Session A1: Plenary Prize Session

8:00 AM–9:48 AM, Wednesday, June 6, 2007
TELUS Convention Centre Room: Macleod BCD

Chair: T. Gay, University of Nebraska-Lincoln

Abstract ID: BAPS.2007.DAMOP.A1.3

Abstract: A1.00003 : Nanoelectronics and Plasma Processing --- The Next 15 Years and Beyond

9:12 AM–9:48 AM

Preview Abstract MathJax On | Off   Abstract  

Author:

  Michael A. Lieberman
    (University of California, Berkeley)

The number of transistors per chip has doubled every 2 years since 1959, and this doubling will continue over the next 15 years as transistor sizes shrink.

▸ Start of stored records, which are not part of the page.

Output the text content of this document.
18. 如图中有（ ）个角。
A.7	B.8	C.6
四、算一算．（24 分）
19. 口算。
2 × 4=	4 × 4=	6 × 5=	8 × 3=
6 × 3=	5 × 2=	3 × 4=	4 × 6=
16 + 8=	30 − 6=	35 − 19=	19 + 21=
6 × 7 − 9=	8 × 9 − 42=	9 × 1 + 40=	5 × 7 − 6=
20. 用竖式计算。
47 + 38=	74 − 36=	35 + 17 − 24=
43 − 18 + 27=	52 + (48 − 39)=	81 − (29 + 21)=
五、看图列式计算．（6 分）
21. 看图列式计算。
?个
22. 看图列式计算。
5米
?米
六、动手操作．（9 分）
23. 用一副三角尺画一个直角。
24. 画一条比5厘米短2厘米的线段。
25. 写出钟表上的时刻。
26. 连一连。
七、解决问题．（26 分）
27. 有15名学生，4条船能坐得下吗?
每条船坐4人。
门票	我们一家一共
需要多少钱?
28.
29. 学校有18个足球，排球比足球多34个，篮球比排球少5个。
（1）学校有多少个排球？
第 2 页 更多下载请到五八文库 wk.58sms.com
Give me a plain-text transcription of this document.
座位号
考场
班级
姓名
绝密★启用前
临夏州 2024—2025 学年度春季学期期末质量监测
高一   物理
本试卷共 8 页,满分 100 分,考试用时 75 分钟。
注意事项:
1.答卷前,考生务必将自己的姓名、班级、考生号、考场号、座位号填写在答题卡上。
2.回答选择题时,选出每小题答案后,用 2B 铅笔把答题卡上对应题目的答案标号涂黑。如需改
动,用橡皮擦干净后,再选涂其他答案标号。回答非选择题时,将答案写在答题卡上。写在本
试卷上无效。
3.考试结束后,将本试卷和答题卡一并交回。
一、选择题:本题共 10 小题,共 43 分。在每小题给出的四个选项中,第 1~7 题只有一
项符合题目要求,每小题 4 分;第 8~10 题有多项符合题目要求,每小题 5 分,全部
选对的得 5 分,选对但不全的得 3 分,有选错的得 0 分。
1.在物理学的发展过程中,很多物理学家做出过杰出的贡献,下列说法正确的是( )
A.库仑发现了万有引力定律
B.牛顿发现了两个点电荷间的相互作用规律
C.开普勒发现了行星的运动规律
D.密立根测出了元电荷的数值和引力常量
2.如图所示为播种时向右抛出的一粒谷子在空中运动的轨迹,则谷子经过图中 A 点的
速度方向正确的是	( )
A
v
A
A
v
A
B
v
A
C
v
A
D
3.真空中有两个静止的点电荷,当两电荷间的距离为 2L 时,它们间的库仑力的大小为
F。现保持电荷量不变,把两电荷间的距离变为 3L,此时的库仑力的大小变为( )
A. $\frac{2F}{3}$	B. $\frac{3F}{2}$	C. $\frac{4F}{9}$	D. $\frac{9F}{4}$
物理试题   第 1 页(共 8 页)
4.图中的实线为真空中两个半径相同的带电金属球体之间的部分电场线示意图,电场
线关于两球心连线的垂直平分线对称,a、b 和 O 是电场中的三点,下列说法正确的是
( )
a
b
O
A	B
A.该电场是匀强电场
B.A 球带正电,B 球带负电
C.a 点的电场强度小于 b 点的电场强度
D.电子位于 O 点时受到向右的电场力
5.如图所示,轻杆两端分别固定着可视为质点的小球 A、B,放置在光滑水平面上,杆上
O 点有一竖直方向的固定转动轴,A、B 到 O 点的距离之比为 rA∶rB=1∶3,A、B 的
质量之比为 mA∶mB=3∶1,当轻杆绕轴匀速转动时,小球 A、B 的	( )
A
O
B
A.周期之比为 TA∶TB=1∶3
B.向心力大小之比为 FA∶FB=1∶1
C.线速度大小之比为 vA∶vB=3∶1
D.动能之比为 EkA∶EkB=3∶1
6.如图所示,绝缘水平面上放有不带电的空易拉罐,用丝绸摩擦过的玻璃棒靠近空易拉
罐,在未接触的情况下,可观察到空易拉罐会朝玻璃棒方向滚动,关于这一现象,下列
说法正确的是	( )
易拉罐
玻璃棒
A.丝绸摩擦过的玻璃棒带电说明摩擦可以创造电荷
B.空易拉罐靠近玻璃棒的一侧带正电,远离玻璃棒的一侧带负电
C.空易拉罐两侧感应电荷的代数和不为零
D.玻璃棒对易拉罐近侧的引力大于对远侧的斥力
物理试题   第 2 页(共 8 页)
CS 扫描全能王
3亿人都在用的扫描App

There has been a 25 million-fold decrease in cost for the same performance. There are now as many as 1.5 billion transistors on-chip, with gate lengths as small as 37 nm (120 atoms) and oxide thicknesses as small as 1.5 nm (5 atoms). The smallest working transistor has a 5 nm (17 atoms) gate length, close to the limiting gate length, from simulations, of about 4 nm. Plasma discharges are used to fabricate hundreds of billions of these nano-size transistors on a silicon wafer. These discharges have evolved from a first generation of ``low density'' reactors capacitively driven by a single source, to a second generation of ``high density'' reactors (inductive and electron cyclotron resonance) having two rf power sources, in order to control independently the ion flux and ion bombarding energy to the substrate. A third generation of ``moderate density'' reactors, driven capacitively by one high and one low frequency rf source, is now widely used. Recently, triple frequency and combined dc/dual frequency discharges have been investigated, to further control processing characteristics, such as ion energy distributions, uniformity, and plasma etch selectivities. There are many interesting physics issues associated with these discharges; an example of electromagnetics effects will be described. Beyond the 4 nm transistor limit lies a decade of further performance improvements for conventional nanoelectronics, and beyond that, a dimly-seen future of spintronics, single-electron transistors, cross-bar latches, and molecular electronics.